Children’s books capture our imagination, make us wonder, and reveal the inherent mysteries of life in the simplest and most profound ways. If you are looking to generate memorable conversations with your students, these books are the perfect tools. And that’s because they motivate teachers and students of all grade levels and subjects to ask great essential questions.
The University of Washington Center for Philosophy of Children has a treasure trove of over 100 children’s stories along with innovative ideas on how to use these stories to introduce essential questions. Most of the stories can be adapted seamlessly to fit the middle and high school audience.
Consider these stories and the essential questions they inspire:
The Giving Tree by Shel Silverstein
Is the proper role of government to help citizens or to encourage citizens to help themselves?

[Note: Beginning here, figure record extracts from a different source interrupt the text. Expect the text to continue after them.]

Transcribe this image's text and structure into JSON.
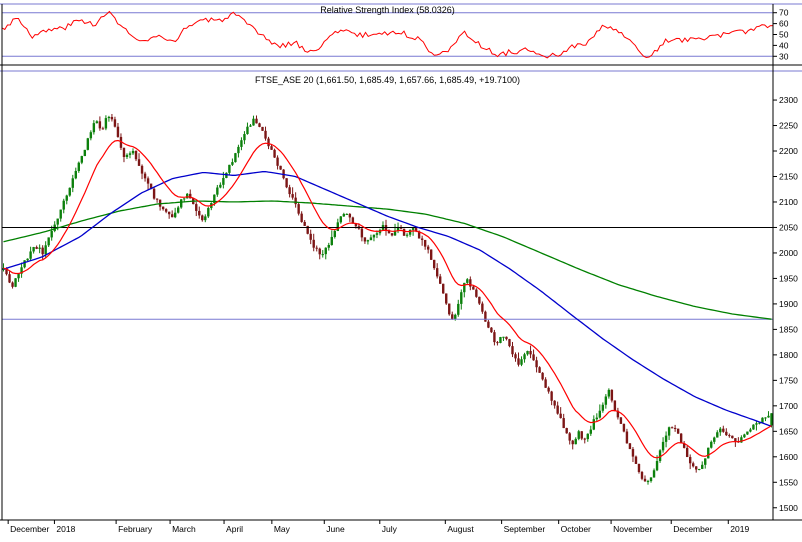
{
  "colors": {
    "background": "#ffffff",
    "frame": "#000000",
    "level_line": "#7878d2",
    "candle_up": "#0c800c",
    "candle_down": "#7c1616",
    "ma_fast": "#ff0000",
    "ma_mid": "#0000cc",
    "ma_slow": "#008000",
    "rsi_line": "#ff0000",
    "text": "#000000"
  },
  "chart_data": [
    {
      "type": "line",
      "title": "Relative Strength Index (58.0326)",
      "last_value": 58.0326,
      "line_color": "#ff0000",
      "ylim": [
        22,
        78
      ],
      "yticks": [
        70,
        60,
        50,
        40,
        30
      ],
      "hlines": [
        {
          "value": 70,
          "color": "#7878d2"
        },
        {
          "value": 30,
          "color": "#7878d2"
        }
      ],
      "grid": false,
      "legend_position": "none",
      "series": [
        {
          "name": "RSI",
          "x": [
            0,
            0.02,
            0.04,
            0.06,
            0.08,
            0.1,
            0.12,
            0.14,
            0.16,
            0.18,
            0.2,
            0.22,
            0.24,
            0.26,
            0.28,
            0.3,
            0.32,
            0.34,
            0.36,
            0.38,
            0.4,
            0.42,
            0.44,
            0.46,
            0.48,
            0.5,
            0.52,
            0.54,
            0.56,
            0.58,
            0.6,
            0.62,
            0.64,
            0.66,
            0.68,
            0.7,
            0.72,
            0.74,
            0.76,
            0.78,
            0.8,
            0.82,
            0.84,
            0.86,
            0.88,
            0.9,
            0.92,
            0.94,
            0.96,
            0.98,
            1.0
          ],
          "values": [
            55,
            66,
            48,
            54,
            56,
            63,
            60,
            70,
            54,
            42,
            48,
            42,
            57,
            64,
            62,
            69,
            58,
            47,
            39,
            43,
            33,
            44,
            56,
            49,
            50,
            52,
            51,
            46,
            32,
            37,
            51,
            41,
            31,
            34,
            36,
            29,
            31,
            39,
            42,
            58,
            53,
            39,
            28,
            44,
            45,
            45,
            49,
            50,
            52,
            57,
            58
          ]
        }
      ]
    },
    {
      "type": "candlestick",
      "title": "FTSE_ASE 20 (1,661.50, 1,685.49, 1,657.66, 1,685.49, +19.7100)",
      "symbol": "FTSE_ASE 20",
      "last": {
        "open": 1661.5,
        "high": 1685.49,
        "low": 1657.66,
        "close": 1685.49,
        "change": "+19.7100"
      },
      "candle_count": 256,
      "ylim": [
        1476,
        2357
      ],
      "yticks": [
        2300,
        2250,
        2200,
        2150,
        2100,
        2050,
        2000,
        1950,
        1900,
        1850,
        1800,
        1750,
        1700,
        1650,
        1600,
        1550,
        1500
      ],
      "hlines": [
        {
          "value": 2050,
          "color": "#000000"
        },
        {
          "value": 1870,
          "color": "#7878d2"
        }
      ],
      "close_anchors": {
        "x": [
          0.0,
          0.006,
          0.012,
          0.02,
          0.03,
          0.04,
          0.052,
          0.062,
          0.072,
          0.082,
          0.092,
          0.102,
          0.112,
          0.12,
          0.128,
          0.136,
          0.142,
          0.15,
          0.158,
          0.168,
          0.178,
          0.188,
          0.198,
          0.208,
          0.218,
          0.228,
          0.238,
          0.248,
          0.258,
          0.268,
          0.278,
          0.288,
          0.298,
          0.308,
          0.318,
          0.326,
          0.334,
          0.344,
          0.354,
          0.364,
          0.374,
          0.384,
          0.394,
          0.404,
          0.414,
          0.424,
          0.434,
          0.444,
          0.454,
          0.464,
          0.474,
          0.484,
          0.494,
          0.504,
          0.514,
          0.524,
          0.534,
          0.544,
          0.554,
          0.562,
          0.57,
          0.578,
          0.586,
          0.594,
          0.602,
          0.612,
          0.622,
          0.632,
          0.642,
          0.652,
          0.662,
          0.672,
          0.682,
          0.692,
          0.702,
          0.712,
          0.722,
          0.732,
          0.74,
          0.748,
          0.756,
          0.764,
          0.772,
          0.78,
          0.788,
          0.796,
          0.804,
          0.812,
          0.82,
          0.828,
          0.836,
          0.845,
          0.855,
          0.865,
          0.875,
          0.885,
          0.895,
          0.905,
          0.915,
          0.925,
          0.935,
          0.945,
          0.955,
          0.965,
          0.975,
          0.985,
          1.0
        ],
        "values": [
          1975,
          1950,
          1935,
          1960,
          1990,
          2015,
          2000,
          2040,
          2075,
          2110,
          2150,
          2190,
          2230,
          2262,
          2240,
          2272,
          2255,
          2225,
          2185,
          2200,
          2165,
          2135,
          2105,
          2088,
          2068,
          2095,
          2118,
          2095,
          2060,
          2090,
          2125,
          2155,
          2180,
          2215,
          2245,
          2262,
          2248,
          2215,
          2185,
          2150,
          2115,
          2080,
          2045,
          2010,
          1995,
          2020,
          2055,
          2080,
          2065,
          2040,
          2020,
          2035,
          2055,
          2035,
          2048,
          2035,
          2045,
          2028,
          2000,
          1965,
          1930,
          1890,
          1868,
          1910,
          1950,
          1925,
          1890,
          1850,
          1820,
          1842,
          1800,
          1782,
          1812,
          1785,
          1752,
          1720,
          1685,
          1648,
          1618,
          1648,
          1632,
          1655,
          1680,
          1705,
          1730,
          1692,
          1660,
          1630,
          1596,
          1568,
          1548,
          1562,
          1612,
          1655,
          1658,
          1622,
          1585,
          1572,
          1605,
          1638,
          1656,
          1640,
          1628,
          1645,
          1658,
          1668,
          1686
        ]
      },
      "overlays": [
        {
          "name": "ma-slow-green",
          "color": "#008000",
          "anchors": {
            "x": [
              0,
              0.05,
              0.1,
              0.15,
              0.2,
              0.25,
              0.3,
              0.35,
              0.4,
              0.45,
              0.5,
              0.55,
              0.6,
              0.65,
              0.7,
              0.75,
              0.8,
              0.85,
              0.9,
              0.95,
              1.0
            ],
            "values": [
              2022,
              2040,
              2062,
              2082,
              2096,
              2102,
              2100,
              2102,
              2098,
              2092,
              2086,
              2076,
              2058,
              2032,
              2000,
              1968,
              1938,
              1915,
              1895,
              1880,
              1870
            ]
          }
        },
        {
          "name": "ma-mid-blue",
          "color": "#0000cc",
          "anchors": {
            "x": [
              0,
              0.05,
              0.1,
              0.14,
              0.18,
              0.22,
              0.26,
              0.3,
              0.34,
              0.38,
              0.42,
              0.46,
              0.5,
              0.54,
              0.58,
              0.62,
              0.66,
              0.7,
              0.74,
              0.78,
              0.82,
              0.86,
              0.9,
              0.94,
              1.0
            ],
            "values": [
              1968,
              1992,
              2032,
              2078,
              2118,
              2146,
              2158,
              2152,
              2160,
              2150,
              2124,
              2098,
              2072,
              2050,
              2032,
              2006,
              1968,
              1925,
              1878,
              1832,
              1790,
              1752,
              1718,
              1692,
              1660
            ]
          }
        },
        {
          "name": "ma-fast-red",
          "color": "#ff0000",
          "method": "ema",
          "alpha": 0.13
        }
      ],
      "x_axis": {
        "labels": [
          "December",
          "2018",
          "February",
          "March",
          "April",
          "May",
          "June",
          "July",
          "August",
          "September",
          "October",
          "November",
          "December",
          "2019"
        ],
        "pos": [
          0.008,
          0.068,
          0.148,
          0.218,
          0.288,
          0.35,
          0.418,
          0.49,
          0.575,
          0.648,
          0.722,
          0.79,
          0.868,
          0.942
        ]
      }
    }
  ]
}
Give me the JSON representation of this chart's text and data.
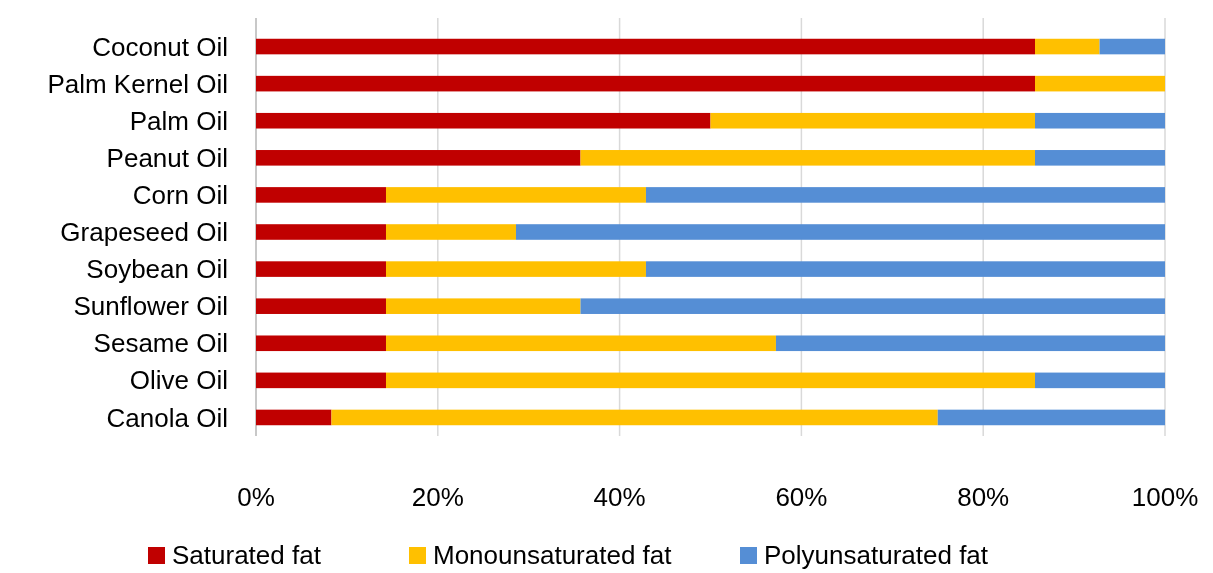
{
  "chart_data": {
    "type": "bar",
    "orientation": "horizontal",
    "stacked": true,
    "categories": [
      "Coconut Oil",
      "Palm Kernel Oil",
      "Palm Oil",
      "Peanut Oil",
      "Corn Oil",
      "Grapeseed Oil",
      "Soybean Oil",
      "Sunflower Oil",
      "Sesame Oil",
      "Olive Oil",
      "Canola Oil"
    ],
    "series": [
      {
        "name": "Saturated fat",
        "color": "#c00000",
        "values": [
          85.7,
          85.7,
          50,
          35.7,
          14.3,
          14.3,
          14.3,
          14.3,
          14.3,
          14.3,
          8.3
        ]
      },
      {
        "name": "Monounsaturated fat",
        "color": "#ffc000",
        "values": [
          7.1,
          14.3,
          35.7,
          50,
          28.6,
          14.3,
          28.6,
          21.4,
          42.9,
          71.4,
          66.7
        ]
      },
      {
        "name": "Polyunsaturated fat",
        "color": "#558ed5",
        "values": [
          7.2,
          0,
          14.3,
          14.3,
          57.1,
          71.4,
          57.1,
          64.3,
          42.8,
          14.3,
          25
        ]
      }
    ],
    "xlim": [
      0,
      100
    ],
    "xticks": [
      {
        "value": 0,
        "label": "0%"
      },
      {
        "value": 20,
        "label": "20%"
      },
      {
        "value": 40,
        "label": "40%"
      },
      {
        "value": 60,
        "label": "60%"
      },
      {
        "value": 80,
        "label": "80%"
      },
      {
        "value": 100,
        "label": "100%"
      }
    ],
    "grid": "x",
    "legend": "bottom"
  }
}
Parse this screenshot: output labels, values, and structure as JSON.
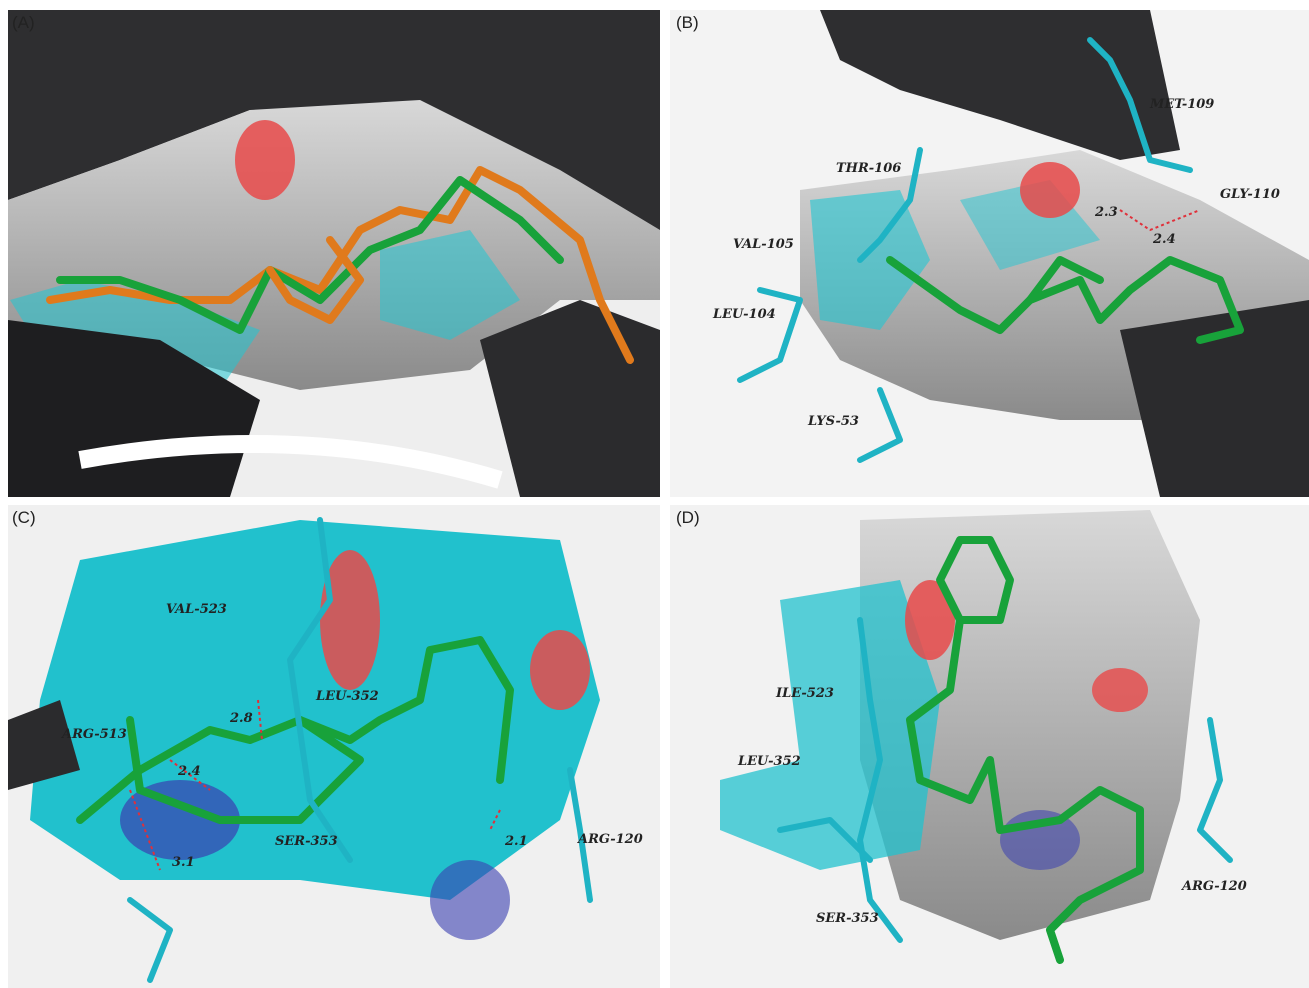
{
  "panels": [
    {
      "label": "(A)",
      "annotations": []
    },
    {
      "label": "(B)",
      "annotations": [
        "MET-109",
        "THR-106",
        "GLY-110",
        "VAL-105",
        "2.3",
        "2.4",
        "LEU-104",
        "LYS-53"
      ]
    },
    {
      "label": "(C)",
      "annotations": [
        "VAL-523",
        "LEU-352",
        "2.8",
        "ARG-513",
        "2.4",
        "3.1",
        "SER-353",
        "2.1",
        "ARG-120"
      ]
    },
    {
      "label": "(D)",
      "annotations": [
        "ILE-523",
        "LEU-352",
        "SER-353",
        "ARG-120"
      ]
    }
  ]
}
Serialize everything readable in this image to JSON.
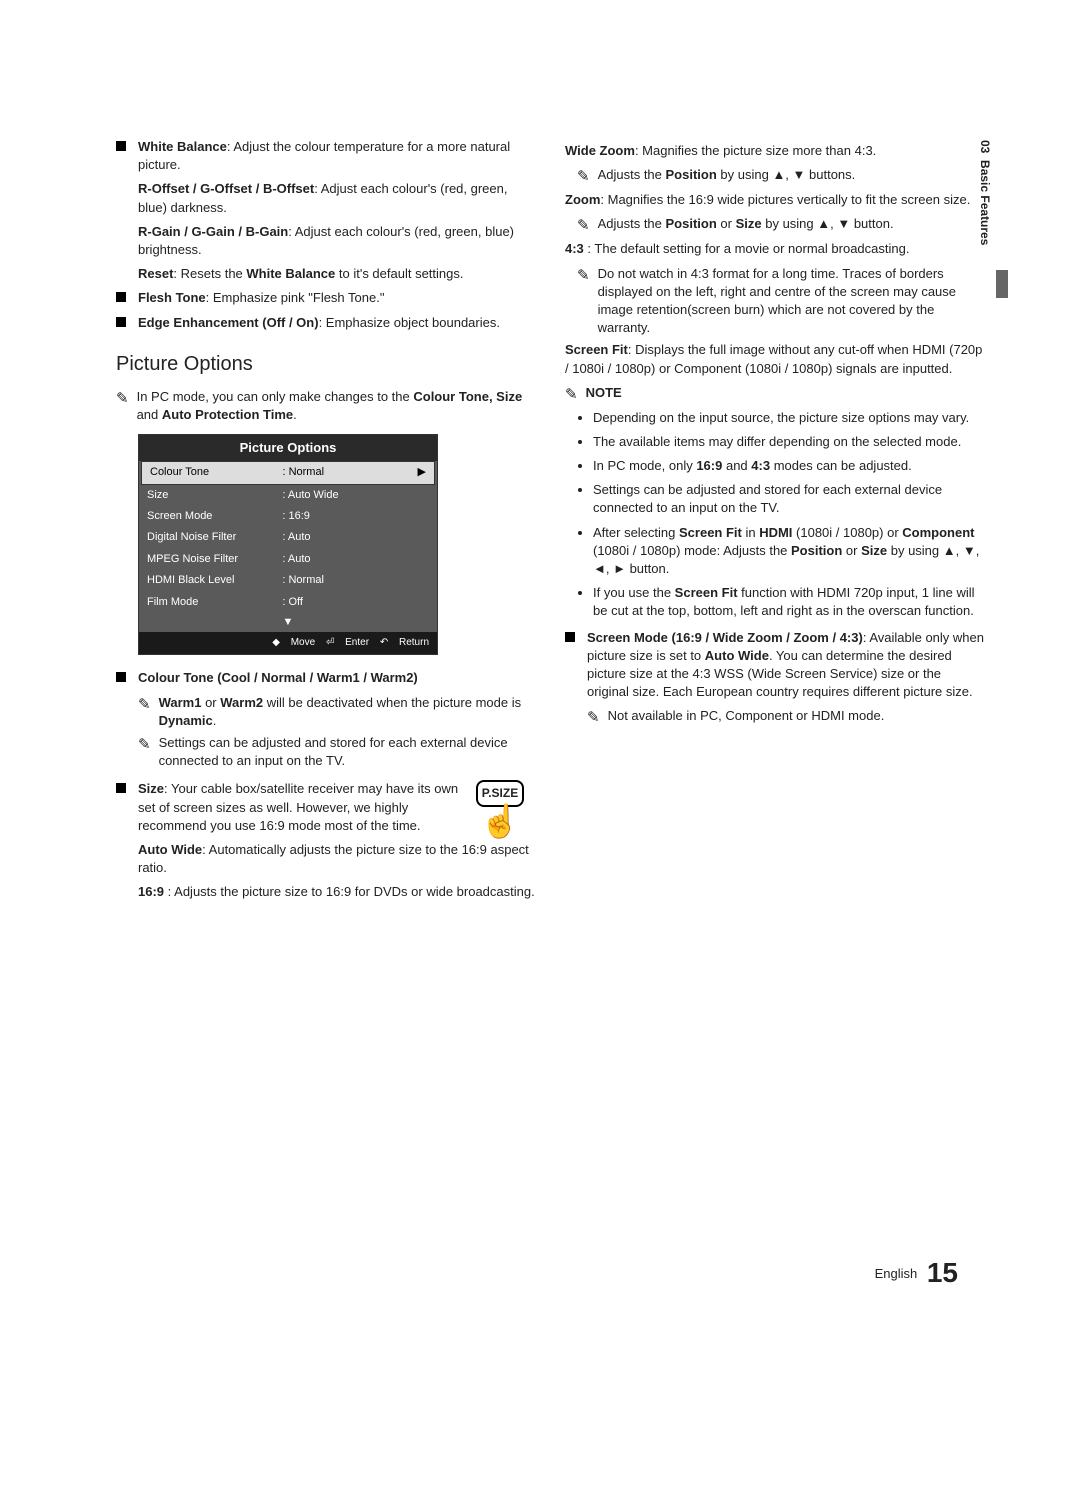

The Big Box by Toni Morrison
Who gets to decide who is free? or What does it mean to have freedom?
If you Give a Mouse a Cookie by Laura Numeroff
Are historical events determined to happen or can humans change the course of history through their choices?
For the elementary level crowd, these stories are a staple. For the secondary crowd, it’s tempting to think you can’t use children’s stories because they seem too basic and simplistic. The kids will think you are insulting their intelligence. Dispense with this thinking! These stories allow you to draw upon something familiar and create a safe space for students to think. It’s the perfect entry point for great essential questions
The best part is that you can come back to the children’s story repeatedly as you work your way through different units, all the while reinforcing the importance of the original essential question the story inspired. This strategy would be particularly valuable in an English class with a novel.
So give children’s stories a chance to work. Teach Different!